The metadata (lines beginning with “##”) are parsed to Bio::GFF::GFF2::MetaData
objects and are stored to Bio::GFF::GFF2#metadata
as an array, except the “##gff-version” line. The “##gff-version” version string is stored to the Bio::GFF::GFF2#gff_version
as a string.
Bio::GFF::GFF3
¶ ↑
Aliases of columns which are renamed in the GFF3 specification are added to the Bio::GFF::GFF3::Record
class: seqid (column 1; alias of “seqname”), feature_type (column 3; alias of “feature”; in the GFF3 spec, it is called “type”, but because “type” is already used by Ruby, we use “feature_type”), phase (column 8; formerly “frame”). Original names can still be used because they are only aliases.

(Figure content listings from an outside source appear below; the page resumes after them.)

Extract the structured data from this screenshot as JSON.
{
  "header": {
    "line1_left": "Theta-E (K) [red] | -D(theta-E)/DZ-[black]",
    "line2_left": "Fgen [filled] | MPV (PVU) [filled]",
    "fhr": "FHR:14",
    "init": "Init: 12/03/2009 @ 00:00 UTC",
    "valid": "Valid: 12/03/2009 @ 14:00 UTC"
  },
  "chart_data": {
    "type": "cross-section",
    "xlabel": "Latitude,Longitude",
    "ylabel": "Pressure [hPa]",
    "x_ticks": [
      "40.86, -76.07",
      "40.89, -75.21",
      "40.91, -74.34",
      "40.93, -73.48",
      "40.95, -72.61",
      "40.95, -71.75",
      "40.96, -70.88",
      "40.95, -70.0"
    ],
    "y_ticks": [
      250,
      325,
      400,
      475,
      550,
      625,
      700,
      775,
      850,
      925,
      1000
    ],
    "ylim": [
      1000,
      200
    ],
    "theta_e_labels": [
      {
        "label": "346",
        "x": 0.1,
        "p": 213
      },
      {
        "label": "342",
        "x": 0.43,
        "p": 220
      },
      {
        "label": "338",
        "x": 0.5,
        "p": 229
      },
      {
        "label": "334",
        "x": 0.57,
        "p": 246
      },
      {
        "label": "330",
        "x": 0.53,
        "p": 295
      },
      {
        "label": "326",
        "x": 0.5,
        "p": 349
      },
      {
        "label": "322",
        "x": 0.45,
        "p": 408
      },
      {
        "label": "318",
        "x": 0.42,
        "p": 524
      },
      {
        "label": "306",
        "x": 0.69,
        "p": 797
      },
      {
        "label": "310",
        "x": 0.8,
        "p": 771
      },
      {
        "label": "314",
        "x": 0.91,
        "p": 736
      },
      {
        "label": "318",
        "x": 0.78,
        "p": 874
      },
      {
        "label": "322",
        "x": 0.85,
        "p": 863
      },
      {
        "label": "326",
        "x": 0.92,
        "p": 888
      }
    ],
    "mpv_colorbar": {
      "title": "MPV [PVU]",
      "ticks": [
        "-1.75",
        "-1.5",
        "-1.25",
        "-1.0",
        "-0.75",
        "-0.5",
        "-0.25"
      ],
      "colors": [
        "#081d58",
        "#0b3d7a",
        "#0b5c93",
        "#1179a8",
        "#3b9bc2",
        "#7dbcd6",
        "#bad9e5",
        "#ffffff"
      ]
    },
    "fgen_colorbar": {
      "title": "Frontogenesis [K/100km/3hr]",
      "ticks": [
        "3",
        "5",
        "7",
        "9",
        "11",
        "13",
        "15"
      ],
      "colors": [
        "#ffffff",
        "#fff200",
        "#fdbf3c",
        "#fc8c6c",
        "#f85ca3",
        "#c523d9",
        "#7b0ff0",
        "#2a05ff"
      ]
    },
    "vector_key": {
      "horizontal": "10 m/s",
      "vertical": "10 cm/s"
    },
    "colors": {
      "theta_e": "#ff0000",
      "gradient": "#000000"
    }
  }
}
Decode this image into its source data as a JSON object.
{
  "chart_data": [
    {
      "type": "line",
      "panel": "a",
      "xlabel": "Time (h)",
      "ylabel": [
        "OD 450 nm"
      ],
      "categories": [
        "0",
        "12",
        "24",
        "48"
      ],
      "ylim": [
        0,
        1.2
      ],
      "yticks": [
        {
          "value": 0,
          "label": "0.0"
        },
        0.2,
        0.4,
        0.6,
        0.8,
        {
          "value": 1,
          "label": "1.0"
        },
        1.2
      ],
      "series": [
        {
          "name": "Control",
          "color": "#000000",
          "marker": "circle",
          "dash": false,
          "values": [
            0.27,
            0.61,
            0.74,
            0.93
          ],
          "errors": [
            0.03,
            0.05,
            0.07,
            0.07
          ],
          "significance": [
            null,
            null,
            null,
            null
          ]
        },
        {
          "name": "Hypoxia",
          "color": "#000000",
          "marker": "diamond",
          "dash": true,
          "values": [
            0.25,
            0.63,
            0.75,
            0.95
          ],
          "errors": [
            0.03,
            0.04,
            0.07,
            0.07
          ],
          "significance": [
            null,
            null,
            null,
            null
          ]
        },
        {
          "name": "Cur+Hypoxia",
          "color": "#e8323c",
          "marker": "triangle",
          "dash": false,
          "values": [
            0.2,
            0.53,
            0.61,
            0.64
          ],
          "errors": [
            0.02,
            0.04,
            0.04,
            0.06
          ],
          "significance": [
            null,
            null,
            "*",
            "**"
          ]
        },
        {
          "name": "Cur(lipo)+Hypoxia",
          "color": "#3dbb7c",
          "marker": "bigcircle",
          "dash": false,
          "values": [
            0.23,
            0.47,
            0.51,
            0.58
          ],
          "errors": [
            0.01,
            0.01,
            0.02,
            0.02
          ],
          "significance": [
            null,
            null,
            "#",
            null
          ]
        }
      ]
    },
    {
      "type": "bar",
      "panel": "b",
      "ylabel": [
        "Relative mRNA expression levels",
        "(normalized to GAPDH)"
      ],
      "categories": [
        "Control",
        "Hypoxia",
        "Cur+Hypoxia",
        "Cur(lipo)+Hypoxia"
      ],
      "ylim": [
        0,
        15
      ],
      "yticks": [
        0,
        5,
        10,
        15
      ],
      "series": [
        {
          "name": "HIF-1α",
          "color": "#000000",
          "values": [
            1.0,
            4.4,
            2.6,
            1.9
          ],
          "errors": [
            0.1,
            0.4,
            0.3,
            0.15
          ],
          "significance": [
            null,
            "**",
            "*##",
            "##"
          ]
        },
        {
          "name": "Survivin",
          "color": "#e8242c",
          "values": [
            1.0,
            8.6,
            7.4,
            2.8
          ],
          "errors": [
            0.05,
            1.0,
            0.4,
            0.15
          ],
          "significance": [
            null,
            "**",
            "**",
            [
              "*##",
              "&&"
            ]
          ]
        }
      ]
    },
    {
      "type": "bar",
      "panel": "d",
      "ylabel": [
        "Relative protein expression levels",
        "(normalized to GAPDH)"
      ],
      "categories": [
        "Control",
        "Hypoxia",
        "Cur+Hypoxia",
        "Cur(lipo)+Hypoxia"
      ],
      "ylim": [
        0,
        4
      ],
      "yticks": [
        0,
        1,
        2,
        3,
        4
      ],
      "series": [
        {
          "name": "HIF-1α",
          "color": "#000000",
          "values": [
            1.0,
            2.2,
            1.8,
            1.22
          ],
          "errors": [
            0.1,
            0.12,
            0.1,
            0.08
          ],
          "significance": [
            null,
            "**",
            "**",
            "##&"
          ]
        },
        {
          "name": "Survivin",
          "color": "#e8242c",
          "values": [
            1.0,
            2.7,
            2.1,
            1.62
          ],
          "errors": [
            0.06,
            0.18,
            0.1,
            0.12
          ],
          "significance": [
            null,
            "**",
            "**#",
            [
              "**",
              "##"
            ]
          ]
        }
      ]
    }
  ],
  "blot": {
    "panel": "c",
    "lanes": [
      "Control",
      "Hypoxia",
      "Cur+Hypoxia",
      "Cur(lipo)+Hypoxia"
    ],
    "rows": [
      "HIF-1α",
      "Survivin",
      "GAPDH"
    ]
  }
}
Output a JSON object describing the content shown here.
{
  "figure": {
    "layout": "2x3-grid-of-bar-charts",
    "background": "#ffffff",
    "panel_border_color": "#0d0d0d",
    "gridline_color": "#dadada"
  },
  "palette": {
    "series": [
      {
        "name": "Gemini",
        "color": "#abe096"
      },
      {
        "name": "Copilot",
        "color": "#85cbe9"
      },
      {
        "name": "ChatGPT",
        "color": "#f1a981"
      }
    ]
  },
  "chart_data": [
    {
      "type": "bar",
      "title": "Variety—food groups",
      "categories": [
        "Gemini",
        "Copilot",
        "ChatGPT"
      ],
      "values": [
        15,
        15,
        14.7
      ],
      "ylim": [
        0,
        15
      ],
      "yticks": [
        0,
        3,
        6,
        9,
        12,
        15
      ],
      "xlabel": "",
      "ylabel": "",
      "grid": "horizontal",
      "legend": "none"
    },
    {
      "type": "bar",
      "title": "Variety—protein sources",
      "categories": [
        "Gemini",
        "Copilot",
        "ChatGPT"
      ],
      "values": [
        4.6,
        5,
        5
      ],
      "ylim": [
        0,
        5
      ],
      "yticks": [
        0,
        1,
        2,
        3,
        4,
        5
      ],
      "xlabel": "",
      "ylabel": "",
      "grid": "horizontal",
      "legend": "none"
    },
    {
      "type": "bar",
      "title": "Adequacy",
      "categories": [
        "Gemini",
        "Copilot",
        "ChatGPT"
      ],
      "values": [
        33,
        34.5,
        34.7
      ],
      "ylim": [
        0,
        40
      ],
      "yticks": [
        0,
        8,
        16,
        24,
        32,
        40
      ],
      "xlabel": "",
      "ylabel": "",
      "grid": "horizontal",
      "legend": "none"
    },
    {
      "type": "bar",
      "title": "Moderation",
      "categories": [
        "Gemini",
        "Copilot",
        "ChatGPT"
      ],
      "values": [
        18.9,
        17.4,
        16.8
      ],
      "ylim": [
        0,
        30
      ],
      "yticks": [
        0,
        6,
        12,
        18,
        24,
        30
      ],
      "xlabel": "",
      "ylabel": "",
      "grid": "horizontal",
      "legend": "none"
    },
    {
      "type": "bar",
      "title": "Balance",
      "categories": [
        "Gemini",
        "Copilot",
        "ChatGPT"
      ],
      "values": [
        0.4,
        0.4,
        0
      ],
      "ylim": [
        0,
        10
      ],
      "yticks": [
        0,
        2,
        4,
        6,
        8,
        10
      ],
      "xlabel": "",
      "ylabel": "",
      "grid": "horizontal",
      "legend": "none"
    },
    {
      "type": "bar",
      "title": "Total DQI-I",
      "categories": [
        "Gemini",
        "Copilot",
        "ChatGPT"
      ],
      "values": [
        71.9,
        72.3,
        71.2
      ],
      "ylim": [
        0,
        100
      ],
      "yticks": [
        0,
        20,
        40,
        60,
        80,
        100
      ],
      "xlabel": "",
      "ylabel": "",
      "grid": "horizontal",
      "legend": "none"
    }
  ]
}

Sequences bundled within GFF3 after “##FASTA” are now supported (Bio::GFF::GFF3#sequences
).
GFF3 attribute keys and values are automatically unescaped. Each attribute value is stored as a string, except for special attributes listed below:
-
Bio::GFF::GFF3::Record::Target
to store a “Target” attribute. -
Bio::GFF::GFF3::Record::Gap
to store a “Gap” attribute.
The metadata (lines beginning with “##”) are parsed to Bio::GFF::GFF3::MetaData objects and stored to Bio::GFF::GFF3#metadata
as an array, except “##gff-version”, “##sequence-region”, “###”, and “##FASTA” lines.
-
“##gff-version” version string is stored to
Bio::GFF::GFF3#gff_version
. -
“##sequence-region” lines are parsed to
Bio::GFF::GFF3::SequenceRegion
objects and stored toBio::GFF::GFF3#sequence_regions
as an array. -
“###” lines are parsed to
Bio::GFF::GFF3::RecordBoundary
objects. -
“##FASTA” is regarded as the beginning of bundled sequences.
Bio::Pathway
¶ ↑
Bio::Pathway#cliquishness
is changed to calculate cliquishness (clustering coefficient) for not only undirected graphs but also directed graphs.
In Bio::Pathway#to_matrix
, dump_matrix, dump_list, and depth_first_search methods, to avoid dependency to the order of objects in Hash#each (and each_keys etc.), Bio::Pathway#index
is used to specify preferences of nodes in a graph.
Bio::SQL and BioSQL related classes¶ ↑
BioSQL support is completely rewritten by using ActiveRecord. See documents in lib/bio/io/sql.rb, lib/bio/io/biosql, and lib/bio/db/biosql for details of changes and usage of the classes/modules.